Similarly, another danger that escalating oil prices pose to many African economies stems from the fact that even development banks such as the ADB, which finances many projects on the continent, will be affected. Firstly, many ongoing thermal power production projects which are being implemented on the basis that oil, the main input in those power plants, will be affordable. Secondly, higher energy prices will certainly affect a number of other key inputs which affect both the rate of return of existing projects and the choice of future ones. Infrastructure programs will cost more because construction materials are energy-intensive and this will reduce the Bank’s ability to handle many development projects on the continent. This situation is certainly bad news for many struggling African economies which have benefited from projects financed by ADB. The financial injections that ADB-financed projects bring to their economies may reduce or even dry up if world oil prices remain a huge challenge to the global economy.

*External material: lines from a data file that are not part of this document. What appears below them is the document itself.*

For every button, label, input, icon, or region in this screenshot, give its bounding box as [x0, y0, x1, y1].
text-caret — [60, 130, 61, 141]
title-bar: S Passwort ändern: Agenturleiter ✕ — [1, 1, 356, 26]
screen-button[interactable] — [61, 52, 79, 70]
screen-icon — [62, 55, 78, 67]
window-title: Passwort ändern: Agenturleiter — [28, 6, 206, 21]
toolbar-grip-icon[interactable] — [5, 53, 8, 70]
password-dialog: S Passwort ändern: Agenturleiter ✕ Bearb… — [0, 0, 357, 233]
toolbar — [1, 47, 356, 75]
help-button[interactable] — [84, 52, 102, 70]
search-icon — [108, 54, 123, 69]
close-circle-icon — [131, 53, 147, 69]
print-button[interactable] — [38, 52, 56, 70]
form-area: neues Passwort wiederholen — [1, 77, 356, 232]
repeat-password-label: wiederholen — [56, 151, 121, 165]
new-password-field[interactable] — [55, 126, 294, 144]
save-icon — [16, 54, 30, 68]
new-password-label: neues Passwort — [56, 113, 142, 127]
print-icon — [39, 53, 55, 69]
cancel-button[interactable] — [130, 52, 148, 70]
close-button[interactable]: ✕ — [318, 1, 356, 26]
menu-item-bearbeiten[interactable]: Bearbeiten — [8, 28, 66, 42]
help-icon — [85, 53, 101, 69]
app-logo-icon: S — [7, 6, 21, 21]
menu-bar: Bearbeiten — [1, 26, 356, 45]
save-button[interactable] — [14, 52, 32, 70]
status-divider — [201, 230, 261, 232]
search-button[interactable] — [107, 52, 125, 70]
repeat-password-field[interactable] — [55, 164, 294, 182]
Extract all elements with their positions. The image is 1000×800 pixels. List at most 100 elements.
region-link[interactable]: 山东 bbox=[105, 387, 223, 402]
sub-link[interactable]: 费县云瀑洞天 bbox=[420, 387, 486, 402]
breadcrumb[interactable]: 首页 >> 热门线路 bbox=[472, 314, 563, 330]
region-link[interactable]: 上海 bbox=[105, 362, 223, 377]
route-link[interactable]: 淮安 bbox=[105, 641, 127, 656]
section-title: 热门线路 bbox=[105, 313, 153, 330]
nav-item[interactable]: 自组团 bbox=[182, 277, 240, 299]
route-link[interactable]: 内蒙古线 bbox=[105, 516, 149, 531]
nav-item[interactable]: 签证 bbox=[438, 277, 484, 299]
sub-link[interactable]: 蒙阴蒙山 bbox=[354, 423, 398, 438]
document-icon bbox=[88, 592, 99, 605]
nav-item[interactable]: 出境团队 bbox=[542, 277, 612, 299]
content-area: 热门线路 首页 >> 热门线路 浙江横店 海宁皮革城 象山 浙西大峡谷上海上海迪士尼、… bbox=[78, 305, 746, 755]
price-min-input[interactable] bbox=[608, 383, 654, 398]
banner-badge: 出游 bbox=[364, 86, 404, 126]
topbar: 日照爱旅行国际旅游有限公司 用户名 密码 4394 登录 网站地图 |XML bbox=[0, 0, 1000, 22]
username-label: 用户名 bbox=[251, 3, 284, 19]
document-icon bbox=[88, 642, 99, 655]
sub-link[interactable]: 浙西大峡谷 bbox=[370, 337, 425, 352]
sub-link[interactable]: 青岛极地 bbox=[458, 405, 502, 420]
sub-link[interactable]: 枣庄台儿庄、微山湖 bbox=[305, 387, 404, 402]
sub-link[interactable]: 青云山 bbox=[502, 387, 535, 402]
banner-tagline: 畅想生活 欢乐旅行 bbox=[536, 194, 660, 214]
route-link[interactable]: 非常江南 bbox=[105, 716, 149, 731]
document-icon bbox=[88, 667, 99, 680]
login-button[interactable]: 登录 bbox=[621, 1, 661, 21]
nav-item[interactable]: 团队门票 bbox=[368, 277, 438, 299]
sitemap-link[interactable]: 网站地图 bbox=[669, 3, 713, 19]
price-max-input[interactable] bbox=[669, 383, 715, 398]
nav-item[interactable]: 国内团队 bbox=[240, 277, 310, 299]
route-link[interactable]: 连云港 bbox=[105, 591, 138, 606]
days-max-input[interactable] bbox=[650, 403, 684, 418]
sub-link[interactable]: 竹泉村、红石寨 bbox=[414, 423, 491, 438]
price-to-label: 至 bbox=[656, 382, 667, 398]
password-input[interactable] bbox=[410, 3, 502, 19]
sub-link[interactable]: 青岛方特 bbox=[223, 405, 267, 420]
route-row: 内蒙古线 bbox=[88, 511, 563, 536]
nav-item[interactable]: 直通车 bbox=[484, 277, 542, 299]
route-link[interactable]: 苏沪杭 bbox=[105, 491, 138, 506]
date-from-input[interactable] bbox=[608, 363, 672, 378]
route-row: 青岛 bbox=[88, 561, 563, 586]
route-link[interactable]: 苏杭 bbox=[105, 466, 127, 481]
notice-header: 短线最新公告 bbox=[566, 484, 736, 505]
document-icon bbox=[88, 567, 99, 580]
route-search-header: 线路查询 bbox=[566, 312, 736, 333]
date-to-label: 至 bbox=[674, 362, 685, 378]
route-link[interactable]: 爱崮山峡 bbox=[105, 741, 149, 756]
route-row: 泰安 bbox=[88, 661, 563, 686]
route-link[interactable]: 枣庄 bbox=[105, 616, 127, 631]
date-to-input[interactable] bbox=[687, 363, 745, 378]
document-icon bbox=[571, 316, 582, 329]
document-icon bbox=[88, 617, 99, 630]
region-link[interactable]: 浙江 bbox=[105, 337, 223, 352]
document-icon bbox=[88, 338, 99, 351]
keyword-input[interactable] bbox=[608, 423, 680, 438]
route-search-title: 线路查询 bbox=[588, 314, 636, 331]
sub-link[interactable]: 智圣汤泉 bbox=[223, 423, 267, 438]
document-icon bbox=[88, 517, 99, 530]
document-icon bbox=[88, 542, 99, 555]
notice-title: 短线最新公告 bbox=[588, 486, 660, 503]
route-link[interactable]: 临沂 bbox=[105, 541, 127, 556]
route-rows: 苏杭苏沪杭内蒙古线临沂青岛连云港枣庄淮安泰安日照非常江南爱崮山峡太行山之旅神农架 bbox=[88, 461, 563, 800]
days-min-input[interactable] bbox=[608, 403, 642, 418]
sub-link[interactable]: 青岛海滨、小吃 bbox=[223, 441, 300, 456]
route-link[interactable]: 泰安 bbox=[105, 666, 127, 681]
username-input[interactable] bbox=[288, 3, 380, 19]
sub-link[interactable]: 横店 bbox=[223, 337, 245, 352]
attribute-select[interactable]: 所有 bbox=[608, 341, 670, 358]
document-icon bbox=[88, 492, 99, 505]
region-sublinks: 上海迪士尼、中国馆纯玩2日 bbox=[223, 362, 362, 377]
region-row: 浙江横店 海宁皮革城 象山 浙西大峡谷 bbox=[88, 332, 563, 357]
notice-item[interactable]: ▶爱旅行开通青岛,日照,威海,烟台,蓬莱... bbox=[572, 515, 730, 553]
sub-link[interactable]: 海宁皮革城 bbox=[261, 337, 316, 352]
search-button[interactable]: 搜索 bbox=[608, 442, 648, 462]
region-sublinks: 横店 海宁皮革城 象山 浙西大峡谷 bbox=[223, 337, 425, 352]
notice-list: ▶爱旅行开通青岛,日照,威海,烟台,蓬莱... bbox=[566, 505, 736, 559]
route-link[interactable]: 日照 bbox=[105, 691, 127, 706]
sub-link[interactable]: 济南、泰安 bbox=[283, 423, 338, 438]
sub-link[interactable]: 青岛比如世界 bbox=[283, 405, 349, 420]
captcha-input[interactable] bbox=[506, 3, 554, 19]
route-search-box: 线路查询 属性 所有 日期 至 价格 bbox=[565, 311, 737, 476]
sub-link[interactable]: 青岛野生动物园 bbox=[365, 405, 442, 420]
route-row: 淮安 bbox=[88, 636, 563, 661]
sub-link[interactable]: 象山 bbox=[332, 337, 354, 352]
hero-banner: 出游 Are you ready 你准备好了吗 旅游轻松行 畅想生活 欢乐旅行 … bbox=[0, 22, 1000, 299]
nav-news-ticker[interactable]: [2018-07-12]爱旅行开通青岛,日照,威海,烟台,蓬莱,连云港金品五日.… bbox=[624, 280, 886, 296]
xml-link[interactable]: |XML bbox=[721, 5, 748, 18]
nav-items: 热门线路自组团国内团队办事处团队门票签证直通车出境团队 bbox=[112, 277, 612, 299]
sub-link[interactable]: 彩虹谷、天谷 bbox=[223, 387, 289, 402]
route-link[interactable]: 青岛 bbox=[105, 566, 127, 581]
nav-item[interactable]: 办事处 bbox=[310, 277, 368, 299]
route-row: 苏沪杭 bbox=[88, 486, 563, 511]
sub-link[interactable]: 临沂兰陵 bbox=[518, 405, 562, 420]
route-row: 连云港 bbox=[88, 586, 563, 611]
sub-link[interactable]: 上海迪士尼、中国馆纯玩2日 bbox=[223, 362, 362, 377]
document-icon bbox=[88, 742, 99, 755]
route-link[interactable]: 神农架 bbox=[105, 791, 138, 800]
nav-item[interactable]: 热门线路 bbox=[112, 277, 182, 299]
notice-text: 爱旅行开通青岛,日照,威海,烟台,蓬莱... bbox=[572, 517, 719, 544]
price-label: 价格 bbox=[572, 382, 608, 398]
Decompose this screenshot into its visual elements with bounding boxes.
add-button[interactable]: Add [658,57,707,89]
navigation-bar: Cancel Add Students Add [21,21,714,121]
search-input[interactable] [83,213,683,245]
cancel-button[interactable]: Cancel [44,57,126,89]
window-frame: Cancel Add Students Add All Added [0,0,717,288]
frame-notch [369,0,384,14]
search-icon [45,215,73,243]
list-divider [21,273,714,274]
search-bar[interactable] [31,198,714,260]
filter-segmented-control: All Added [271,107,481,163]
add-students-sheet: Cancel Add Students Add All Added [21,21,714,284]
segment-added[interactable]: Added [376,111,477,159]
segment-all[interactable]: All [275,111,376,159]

Hmmm.... what about Asia? Well, the Asian Development Bank is not as sanguine as Mr. Chavez:
The region of developing Asia and the Pacific is potentially vulnerable to high oil prices. It is a large net importer of oil (in this section oil is taken to include petroleum energy products excluding natural gas) and much of its rapidly expanding energy needs are met by oil. Developing Asia produces about 11% of the world's crude oil, but consumes more than 20% of it, and this gap is widening. Economies in developing Asia are nearly as oil intensive in energy consumption and much less energy efficient than most industrial countries. For each unit of gross domestic product (GDP), measured at market exchange rates, developing Asia consumes nearly five times as much energy as Japan and nearly three times as much as the United States (US).

Despite its dependency on oil and a threefold increase in nominal oil prices since 2003, the region has performed well economically. But past resilience does not mean that developing Asia is immune to high oil prices. Signs of stress are indeed starting to surface: inflation is creeping up; fuel subsidies are beginning to cast a large shadow over fiscal prospects in some places; and high oil prices may become a prominent factor that will further prolong the region's generally anemic investment demand--outside the People's Republic of China (PRC)--that has prevailed since the Asian crisis.

Click here to see a more in-depth analysis by the ADB of the effect of higher oil prices on the region.

In fact, let's just excerpt this 2004 International Energy Agency report to see the effect of high oil prices on the non-OPC members of the developing world as a whole:

The adverse economic impact of higher oil prices on oil-importing developing countries is generally even more severe than for OECD countries. This is because their economies are more dependent on imported oil and more energy-intensive, and because energy is used less efficiently. On average, oil-importing developing countries use more than twice as much oil to produce a unit of economic output as do OECD countries. Developing countries are also less able to weather the financial turmoil wrought by higher oil-import costs. India spent $15 billion, equivalent to 3% of its GDP, on oil imports in 2003. This is 16% higher than its 2001 oil-import bill. It is estimated that the loss of GDP averages 0.8% in Asia and 1.6% in very poor highly indebted countries in the year following a $10 oil-price increase. The loss of GDP in the Sub-Saharan African countries would be more than 3%.
[Surely Chavez is correct about the Middle East, right?--ed. Er, no. According to this UN Development Program table, the Arab states have actually seen their energy efficiecy per unit of output decline by close to 50% in the past 25 years. Countries like Egypt and Jordan would get hammered as well.]

Hugo Chavez has zero interest in helping the countries of the developing world. And it's a good thing for the developing world that the rest of OPEC chooses to ignore him.